After the start of the First World War in 1914 and the entry of the Ottoman Empire under the support of Germany, and following the secret Sykes-Picot agreement (between France and Britain) in 1916, the British troops were deployed in Iraq. The British troops conquered Basra and continued towards Baghdad, taking control of it in 1917. In fact, the Iraqi government was established by Great Britain in 1920.
The British ruled Iraq from 1917 to 1958. Britain’s position in Iraq was ambiguous, although the Baghdad Declaration was proposed in March 1917, the right to self-determination was not achieved.
London’s role in the Kingdom of Iraq was prominent in 1921 and continued through the treaties of 1926, 1927, and 1930. On October 3, 1932, the Kingdom of Iraq gained independence and was accepted by the international community as an independent country.
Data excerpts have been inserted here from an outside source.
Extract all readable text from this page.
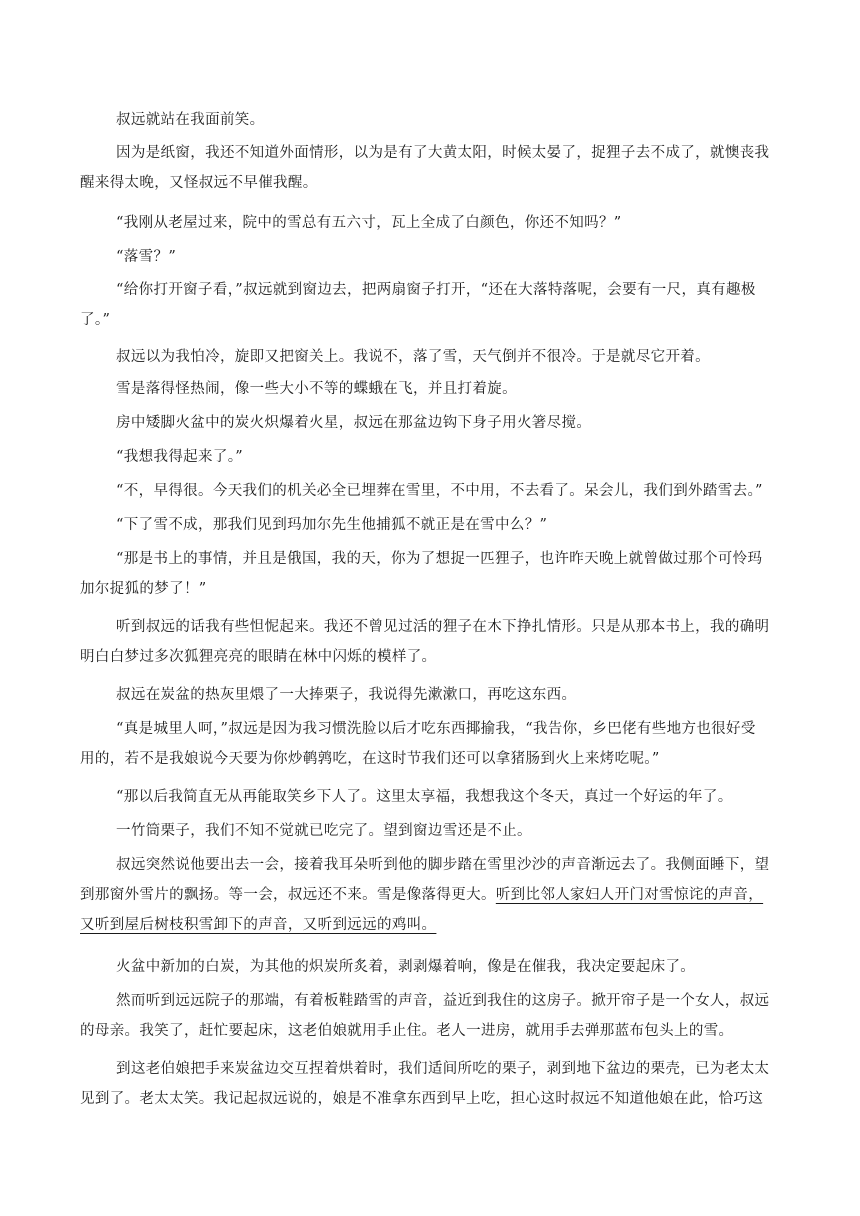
叔远就站在我面前笑。

因为是纸窗，我还不知道外面情形，以为是有了大黄太阳，时候太晏了，捉狸子去不成了，就懊丧我
醒来得太晚，又怪叔远不早催我醒。

“我刚从老屋过来，院中的雪总有五六寸，瓦上全成了白颜色，你还不知吗？”

“落雪？”

“给你打开窗子看，”叔远就到窗边去，把两扇窗子打开，“还在大落特落呢，会要有一尺，真有趣极
了。”

叔远以为我怕冷，旋即又把窗关上。我说不，落了雪，天气倒并不很冷。于是就尽它开着。

雪是落得怪热闹，像一些大小不等的蝶蛾在飞，并且打着旋。

房中矮脚火盆中的炭火炽爆着火星，叔远在那盆边钩下身子用火箸尽搅。

“我想我得起来了。”

“不，早得很。今天我们的机关必全已埋葬在雪里，不中用，不去看了。呆会儿，我们到外踏雪去。”

“下了雪不成，那我们见到玛加尔先生他捕狐不就正是在雪中么？”

“那是书上的事情，并且是俄国，我的天，你为了想捉一匹狸子，也许昨天晚上就曾做过那个可怜玛
加尔捉狐的梦了！”

听到叔远的话我有些怛怩起来。我还不曾见过活的狸子在木下挣扎情形。只是从那本书上，我的确明
明白白梦过多次狐狸亮亮的眼睛在林中闪烁的模样了。

叔远在炭盆的热灰里煨了一大捧栗子，我说得先漱漱口，再吃这东西。

“真是城里人呵，”叔远是因为我习惯洗脸以后才吃东西揶揄我，“我告你，乡巴佬有些地方也很好受
用的，若不是我娘说今天要为你炒鹌鹑吃，在这时节我们还可以拿猪肠到火上来烤吃呢。”

“那以后我简直无从再能取笑乡下人了。这里太享福，我想我这个冬天，真过一个好运的年了。

一竹筒栗子，我们不知不觉就已吃完了。望到窗边雪还是不止。

叔远突然说他要出去一会，接着我耳朵听到他的脚步踏在雪里沙沙的声音渐远去了。我侧面睡下，望
到那窗外雪片的飘扬。等一会，叔远还不来。雪是像落得更大。听到比邻人家妇人开门对雪惊诧的声音，
又听到屋后树枝积雪卸下的声音，又听到远远的鸡叫。

火盆中新加的白炭，为其他的炽炭所炙着，剥剥爆着响，像是在催我，我决定要起床了。

然而听到远远院子的那端，有着板鞋踏雪的声音，益近到我住的这房子。掀开帘子是一个女人，叔远
的母亲。我笑了，赶忙要起床，这老伯娘就用手止住。老人一进房，就用手去弹那蓝布包头上的雪。

到这老伯娘把手来炭盆边交互捏着烘着时，我们适间所吃的栗子，剥到地下盆边的栗壳，已为老太太
见到了。老太太笑。我记起叔远说的，娘是不准拿东西到早上吃，担心这时叔远不知道他娘在此，恰巧这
But it remained under British influence until the revolution of 1958.
In May 1941, there was a revolution against the British presence led by Rashid Ali Al Gilani, who succeeded in expelling the British allies. Britain declared war to regain control of Iraq and was able to regain power. Therefore, the kingdom returned to Baghdad with more British influence and following the union of Britain and Iraq, Rashid Ali, and his pan-Arab supporters left the country.
Despite the presence of Iraq as the founding member of the United Nations in 1945  and the signing of the 20-year treaty in 1948 (a new alliance between Iraq and Britain based on equality and full independence), it remained under British influence until the revolution of 1958.
By changing Iraq’s regime from a monarchy to a republic, the relationship between the two countries changed. After the Second World War, the relations between Iraq and Britain became difficult and sensitive. The relations sometimes reached a point of conflict due to London’s positions on Iraqi national issues and Arab issues.